If you are an Epicurean, you should be quite glad that Eros is our new god, but for others, this might be a cause for concern. Has our single-minded craving for "the little death" (what the French call an orgasm) made us neglect all thought of what dreams may come in our actual death?

The pursuit of sexual pleasure has features similar to a spiritual quest, but is only a carnal parody. In fact, Muslim poets frequently wrote of the earthly pleasures sought in the tavern (or frat house) as symbols of the spiritual experience of God sought within (they did not literally partake).

Consider the elusive quest for union and intimacy evoked when a Dartmouth male slinks through a frat basement, worsening his state of inebriation while searching for the woman who will fulfill him. Southern Baptists used to say that they sought "to be alone with Jesus," but today our goal is to be alone with one girl or guy of our choice (or two or three).

We want to be constantly physically stimulated to rid ourselves of the burden of our thoughts and the crushing world of dull concerns.

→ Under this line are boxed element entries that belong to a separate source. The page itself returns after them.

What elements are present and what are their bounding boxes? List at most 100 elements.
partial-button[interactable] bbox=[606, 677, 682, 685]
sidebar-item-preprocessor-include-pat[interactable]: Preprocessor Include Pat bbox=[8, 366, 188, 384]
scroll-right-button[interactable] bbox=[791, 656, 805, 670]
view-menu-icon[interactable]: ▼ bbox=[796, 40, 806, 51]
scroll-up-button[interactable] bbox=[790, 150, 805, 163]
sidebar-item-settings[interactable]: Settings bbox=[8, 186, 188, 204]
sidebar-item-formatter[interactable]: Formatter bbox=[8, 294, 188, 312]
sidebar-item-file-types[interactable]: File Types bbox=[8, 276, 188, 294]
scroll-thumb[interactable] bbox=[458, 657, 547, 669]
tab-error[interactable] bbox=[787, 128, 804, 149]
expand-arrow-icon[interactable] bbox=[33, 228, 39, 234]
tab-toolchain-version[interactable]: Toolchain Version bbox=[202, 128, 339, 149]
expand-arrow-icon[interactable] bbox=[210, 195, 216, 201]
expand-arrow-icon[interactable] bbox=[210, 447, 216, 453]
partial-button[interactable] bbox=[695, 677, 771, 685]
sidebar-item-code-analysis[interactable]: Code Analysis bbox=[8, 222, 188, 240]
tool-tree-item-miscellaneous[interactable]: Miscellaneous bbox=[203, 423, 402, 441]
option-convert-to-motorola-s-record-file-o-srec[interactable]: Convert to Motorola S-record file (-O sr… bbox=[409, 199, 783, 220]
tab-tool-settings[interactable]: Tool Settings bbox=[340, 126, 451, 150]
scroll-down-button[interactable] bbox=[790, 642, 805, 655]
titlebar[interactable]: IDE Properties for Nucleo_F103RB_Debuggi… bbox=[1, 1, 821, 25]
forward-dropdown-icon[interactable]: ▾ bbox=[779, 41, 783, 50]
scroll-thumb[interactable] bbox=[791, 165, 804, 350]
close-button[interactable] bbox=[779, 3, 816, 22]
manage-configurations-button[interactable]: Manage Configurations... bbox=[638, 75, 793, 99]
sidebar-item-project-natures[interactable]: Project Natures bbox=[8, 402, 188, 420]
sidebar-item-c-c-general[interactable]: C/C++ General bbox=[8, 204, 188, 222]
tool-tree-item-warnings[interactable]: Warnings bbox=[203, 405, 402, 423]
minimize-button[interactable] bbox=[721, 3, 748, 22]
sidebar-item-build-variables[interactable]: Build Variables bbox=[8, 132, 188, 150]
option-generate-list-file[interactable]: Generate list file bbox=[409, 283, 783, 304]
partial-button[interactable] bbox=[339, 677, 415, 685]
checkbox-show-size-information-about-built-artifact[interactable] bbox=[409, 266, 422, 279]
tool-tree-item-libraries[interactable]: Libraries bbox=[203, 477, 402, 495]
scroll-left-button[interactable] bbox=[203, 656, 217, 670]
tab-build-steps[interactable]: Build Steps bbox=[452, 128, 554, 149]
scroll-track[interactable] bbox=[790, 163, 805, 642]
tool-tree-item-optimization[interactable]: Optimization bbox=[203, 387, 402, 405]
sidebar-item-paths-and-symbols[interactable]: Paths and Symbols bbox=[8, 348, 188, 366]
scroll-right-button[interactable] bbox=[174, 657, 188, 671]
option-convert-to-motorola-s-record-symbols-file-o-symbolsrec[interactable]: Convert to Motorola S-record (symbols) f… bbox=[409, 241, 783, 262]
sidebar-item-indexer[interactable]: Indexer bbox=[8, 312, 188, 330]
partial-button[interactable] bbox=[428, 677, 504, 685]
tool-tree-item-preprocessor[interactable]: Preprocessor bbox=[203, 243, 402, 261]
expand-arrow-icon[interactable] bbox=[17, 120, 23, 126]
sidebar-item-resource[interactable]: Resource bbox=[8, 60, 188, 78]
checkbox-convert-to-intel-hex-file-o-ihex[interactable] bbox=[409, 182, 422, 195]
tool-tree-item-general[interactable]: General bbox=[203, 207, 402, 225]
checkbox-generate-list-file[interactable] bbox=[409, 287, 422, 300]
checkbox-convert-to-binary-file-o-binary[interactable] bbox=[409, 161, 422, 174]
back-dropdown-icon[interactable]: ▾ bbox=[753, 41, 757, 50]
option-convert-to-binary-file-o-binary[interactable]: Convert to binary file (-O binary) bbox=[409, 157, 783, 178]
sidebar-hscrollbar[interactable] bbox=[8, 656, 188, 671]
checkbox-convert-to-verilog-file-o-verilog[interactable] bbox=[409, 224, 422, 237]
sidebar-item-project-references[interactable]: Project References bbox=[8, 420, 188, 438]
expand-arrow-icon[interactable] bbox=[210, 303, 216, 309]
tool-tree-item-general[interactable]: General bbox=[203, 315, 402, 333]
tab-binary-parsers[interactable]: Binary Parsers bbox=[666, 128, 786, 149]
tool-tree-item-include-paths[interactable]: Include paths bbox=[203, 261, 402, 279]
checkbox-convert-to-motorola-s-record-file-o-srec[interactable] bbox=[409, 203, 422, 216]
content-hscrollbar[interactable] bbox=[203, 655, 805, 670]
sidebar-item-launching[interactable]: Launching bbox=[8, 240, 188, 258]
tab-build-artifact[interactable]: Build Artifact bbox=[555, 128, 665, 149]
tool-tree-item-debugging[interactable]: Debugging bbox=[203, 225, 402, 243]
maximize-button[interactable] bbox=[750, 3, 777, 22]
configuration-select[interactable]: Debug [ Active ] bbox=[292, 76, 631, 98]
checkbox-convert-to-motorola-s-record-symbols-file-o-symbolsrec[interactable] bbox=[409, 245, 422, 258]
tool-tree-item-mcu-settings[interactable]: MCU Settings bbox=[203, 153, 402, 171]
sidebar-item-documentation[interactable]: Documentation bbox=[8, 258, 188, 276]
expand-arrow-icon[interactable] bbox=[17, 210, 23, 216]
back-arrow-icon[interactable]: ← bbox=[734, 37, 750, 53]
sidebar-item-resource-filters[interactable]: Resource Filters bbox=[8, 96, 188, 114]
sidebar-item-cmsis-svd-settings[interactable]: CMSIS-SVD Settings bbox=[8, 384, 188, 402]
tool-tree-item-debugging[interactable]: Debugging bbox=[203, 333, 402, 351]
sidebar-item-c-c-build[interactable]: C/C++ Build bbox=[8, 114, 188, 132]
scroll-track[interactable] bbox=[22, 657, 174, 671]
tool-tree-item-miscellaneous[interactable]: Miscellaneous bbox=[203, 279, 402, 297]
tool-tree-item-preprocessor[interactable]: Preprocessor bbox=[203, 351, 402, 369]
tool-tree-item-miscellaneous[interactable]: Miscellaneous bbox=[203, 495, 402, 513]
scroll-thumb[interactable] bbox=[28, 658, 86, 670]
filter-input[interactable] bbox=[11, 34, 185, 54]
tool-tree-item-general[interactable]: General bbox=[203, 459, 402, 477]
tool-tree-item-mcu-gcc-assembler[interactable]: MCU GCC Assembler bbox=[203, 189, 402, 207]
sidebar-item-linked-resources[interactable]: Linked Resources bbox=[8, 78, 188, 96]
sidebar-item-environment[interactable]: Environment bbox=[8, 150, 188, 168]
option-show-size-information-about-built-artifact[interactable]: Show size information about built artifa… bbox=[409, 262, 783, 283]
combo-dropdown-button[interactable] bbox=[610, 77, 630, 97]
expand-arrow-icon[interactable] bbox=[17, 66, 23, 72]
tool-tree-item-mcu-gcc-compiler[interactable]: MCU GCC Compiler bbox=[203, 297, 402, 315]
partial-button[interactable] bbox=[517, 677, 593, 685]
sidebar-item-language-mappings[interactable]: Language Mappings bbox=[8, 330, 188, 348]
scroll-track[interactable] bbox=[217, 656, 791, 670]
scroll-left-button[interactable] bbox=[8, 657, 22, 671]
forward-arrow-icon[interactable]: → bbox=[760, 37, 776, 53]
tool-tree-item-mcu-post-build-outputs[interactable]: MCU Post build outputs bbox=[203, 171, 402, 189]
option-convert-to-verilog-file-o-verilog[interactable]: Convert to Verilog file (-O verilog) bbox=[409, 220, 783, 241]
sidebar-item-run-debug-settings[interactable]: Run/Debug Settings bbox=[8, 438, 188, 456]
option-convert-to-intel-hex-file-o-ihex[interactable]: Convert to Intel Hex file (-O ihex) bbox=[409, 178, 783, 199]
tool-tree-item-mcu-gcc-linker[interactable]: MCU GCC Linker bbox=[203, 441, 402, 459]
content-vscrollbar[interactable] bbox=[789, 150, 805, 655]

We are seeking some higher consciousness that will grant us a fever pitch of feeling.

Sex is the most immediate method we have of reaching such a state of ecstasy, because it is accessible and enjoyable to all but a few heretics. So it only makes sense to wake up in the morning and hit the ground running on a mad embarkation for orgasm.

In the view of many acolytes of the sexual revolution, civilization must seem to have reached its culmination a society in which nothing restrains our desire for sexual recreation.

But perhaps, in our ardent pursuit of one particular pleasure, we have left something out. I do not mean to say that we must have spirituality in place of sex, but that we cannot have only sex in place of spirituality. Mankind cannot live by orgasm alone.

Additionally, most would agree that unconditional love should determine more of our actions than conditional lust. But does it ever? Ultimately, such slavish devotion to sexual passion results in repressing our curiosity about other higher, unknown pleasures. It is the opposite of the repression suffered during the Victorian Era, but, nonetheless, it is repression.

To constantly crave and push for pleasure is to isolate oneself from the environment. It is to create a cocoon of self-satisfaction, which no other feeling or idea may penetrate except the dark, saccharine nectar of lust.

Whenever I go to a frat party, there is always this push a wind at everyone's heels to try to sop as much pleasure from the situation as one can, like twisting a nearly dry washcloth to obtain the last few drops of water. Everyone is willfully trying to extract fun from the situation, so no joy ever bubbles up pleasantly simply from our being together without pretense.

Spirituality springs naturally from the fact that we exist and are curious, that we long to know ourselves and to be known. Joy at being alive arises unpremeditated without any grasping for it.

It is not sexuality that I object to, obviously, but the perverse and forced straining for it the self-torture that is undergone in the service of one's primal instinct.

Living in a world that so emphasizes our one instinct causes me to feel like I continually need to gather my wits to keep a firm sense of another primal instinct we all share seeking. It is in seeking the mysterious order behind Nature and humanity that I feel most certainly myself, most whole and full.